We are currently looking for Senior Regulatory Project Manager.
- The primary responsibility is to support the regulatory activities related to vaccines in all global markets
- Support CMC Teams and provide direction on the interpretation and application of global CMC regulations and guidances related to vaccines
- Additional responsibilities include:
- contribute to the preparation and editing of clinical trial and marketing applications;
- correspondence and direct interaction with Health Authorities; development of product-specific regulatory strategy documents;
- technical review and approval of master protocols, reports and other source documents;
- other related duties as assigned.
Experience and Key Competencies:
- Direct and significant regulatory experience with vaccines and in CMC documentation preparation for late phase INDs and IMPDs, BLAs and MAAs for vaccines highly preferred.
- Strong knowledge of EU and FDA regulations is required, experience with other markets is added value.
- Experience in supporting Health Authority meetings (FDA, EMA and national agencies) preferred.
- Demonstrated ability to manage multiple tasks/projects/priorities and complex systems simultaneously is required.
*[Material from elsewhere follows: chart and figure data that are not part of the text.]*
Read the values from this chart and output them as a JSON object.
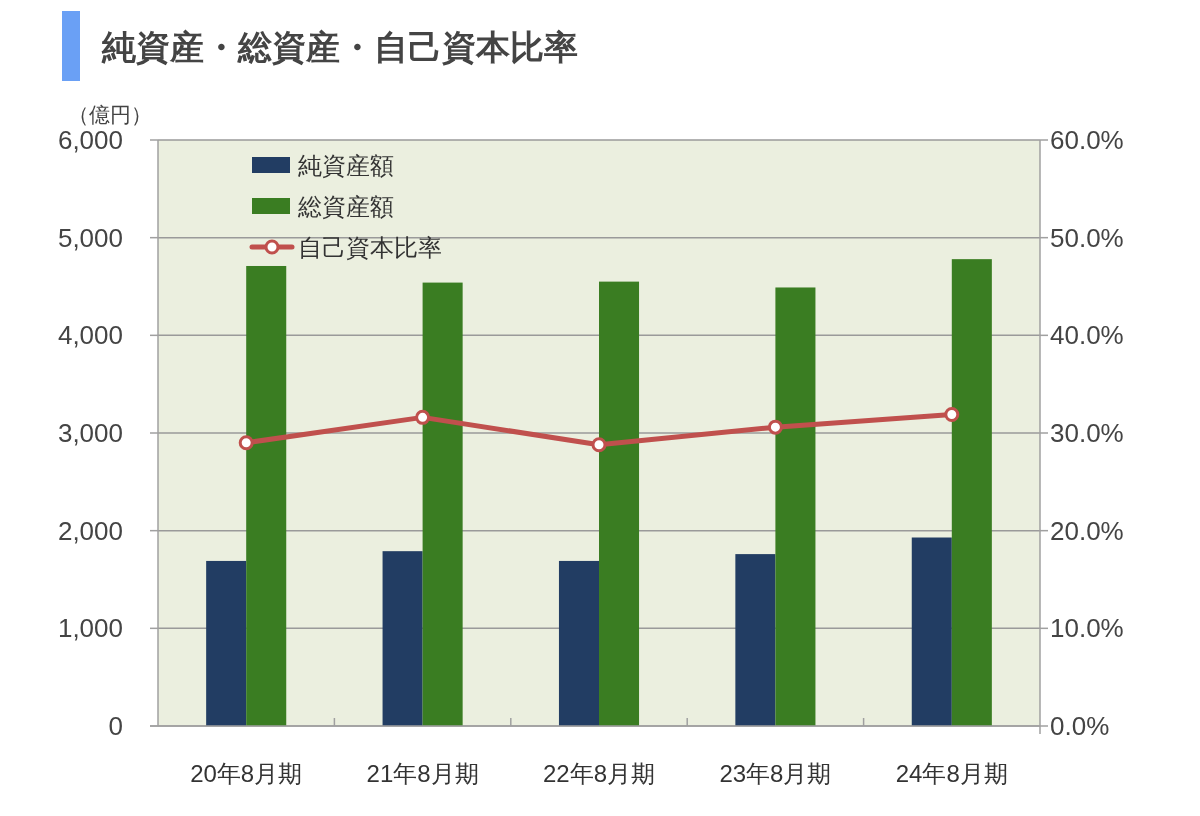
{
  "chart_data": {
    "type": "bar",
    "title": "純資産・総資産・自己資本比率",
    "ylabel": "（億円）",
    "categories": [
      "20年8月期",
      "21年8月期",
      "22年8月期",
      "23年8月期",
      "24年8月期"
    ],
    "series": [
      {
        "name": "純資産額",
        "color": "#223d63",
        "values": [
          1690,
          1790,
          1690,
          1760,
          1930
        ]
      },
      {
        "name": "総資産額",
        "color": "#3a7d22",
        "values": [
          4710,
          4540,
          4550,
          4490,
          4780
        ]
      },
      {
        "name": "自己資本比率",
        "type": "line",
        "axis": "y2",
        "color": "#c0504d",
        "marker": "circle",
        "values": [
          29.0,
          31.6,
          28.8,
          30.6,
          31.9
        ]
      }
    ],
    "ylim": [
      0,
      6000
    ],
    "yticks": [
      0,
      {
        "value": 1000,
        "label": "1,000"
      },
      {
        "value": 2000,
        "label": "2,000"
      },
      {
        "value": 3000,
        "label": "3,000"
      },
      {
        "value": 4000,
        "label": "4,000"
      },
      {
        "value": 5000,
        "label": "5,000"
      },
      {
        "value": 6000,
        "label": "6,000"
      }
    ],
    "y2lim": [
      0,
      60
    ],
    "y2ticks": [
      {
        "value": 0,
        "label": "0.0%"
      },
      {
        "value": 10,
        "label": "10.0%"
      },
      {
        "value": 20,
        "label": "20.0%"
      },
      {
        "value": 30,
        "label": "30.0%"
      },
      {
        "value": 40,
        "label": "40.0%"
      },
      {
        "value": 50,
        "label": "50.0%"
      },
      {
        "value": 60,
        "label": "60.0%"
      }
    ],
    "grid": "y",
    "legend": "top left"
  }
}
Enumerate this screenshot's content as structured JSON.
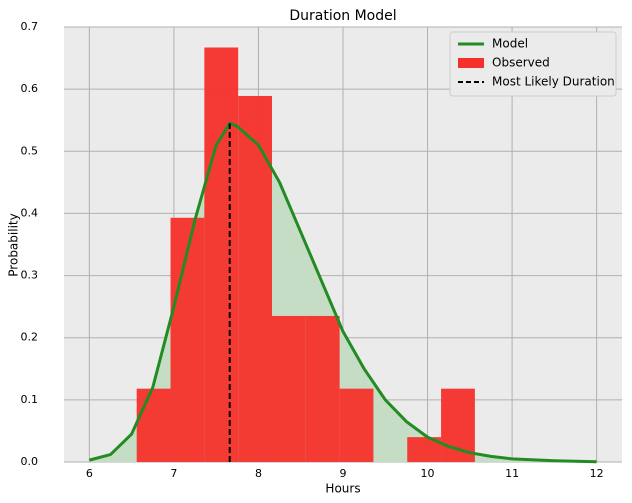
{
  "chart_data": {
    "type": "histogram",
    "title": "Duration Model",
    "xlabel": "Hours",
    "ylabel": "Probability",
    "bins": [
      6.56,
      6.96,
      7.36,
      7.76,
      8.16,
      8.56,
      8.96,
      9.36,
      9.76,
      10.16,
      10.56
    ],
    "counts": [
      0.118,
      0.393,
      0.667,
      0.589,
      0.235,
      0.235,
      0.118,
      0,
      0.04,
      0.118
    ],
    "hist_name": "Observed",
    "hist_color": "#f5302b",
    "model": {
      "name": "Model",
      "color": "#228b22",
      "fill": "#c5dcc5",
      "x": [
        6.0,
        6.25,
        6.5,
        6.75,
        7.0,
        7.25,
        7.5,
        7.66,
        7.75,
        8.0,
        8.25,
        8.5,
        8.75,
        9.0,
        9.25,
        9.5,
        9.75,
        10.0,
        10.25,
        10.5,
        10.75,
        11.0,
        11.5,
        12.0
      ],
      "values": [
        0.003,
        0.012,
        0.045,
        0.12,
        0.25,
        0.39,
        0.51,
        0.545,
        0.54,
        0.51,
        0.45,
        0.37,
        0.29,
        0.21,
        0.15,
        0.1,
        0.065,
        0.04,
        0.025,
        0.015,
        0.009,
        0.005,
        0.002,
        0.0005
      ]
    },
    "mode": {
      "name": "Most Likely Duration",
      "color": "#000000",
      "x": 7.66,
      "y": 0.545
    },
    "xlim": [
      5.7,
      12.3
    ],
    "ylim": [
      0,
      0.7
    ],
    "xticks": [
      6,
      7,
      8,
      9,
      10,
      11,
      12
    ],
    "yticks": [
      {
        "value": 0,
        "label": "0.0"
      },
      0.1,
      0.2,
      0.3,
      0.4,
      0.5,
      0.6,
      0.7
    ],
    "grid": true,
    "legend": "upper right"
  }
}
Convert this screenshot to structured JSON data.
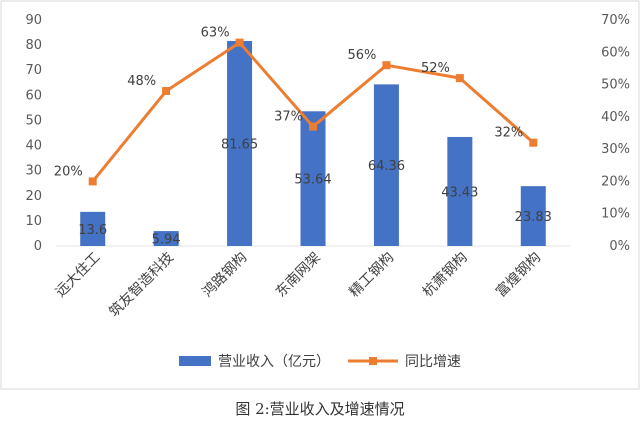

- Strong interpersonal, teamwork, leadership, conflict management, fast learner and negotiation skills are essential.
- The candidate must be able to manage and motivate people within a matrix team environment and as an individual contributor, decision maker, and leader.
What we’re about:
Johnson & Johnson are an equal opportunity employer and value diversity. We do not discriminate based on race, religion, color, national origin, gender, sexual orientation, age, marital status, veteran status, or disability status.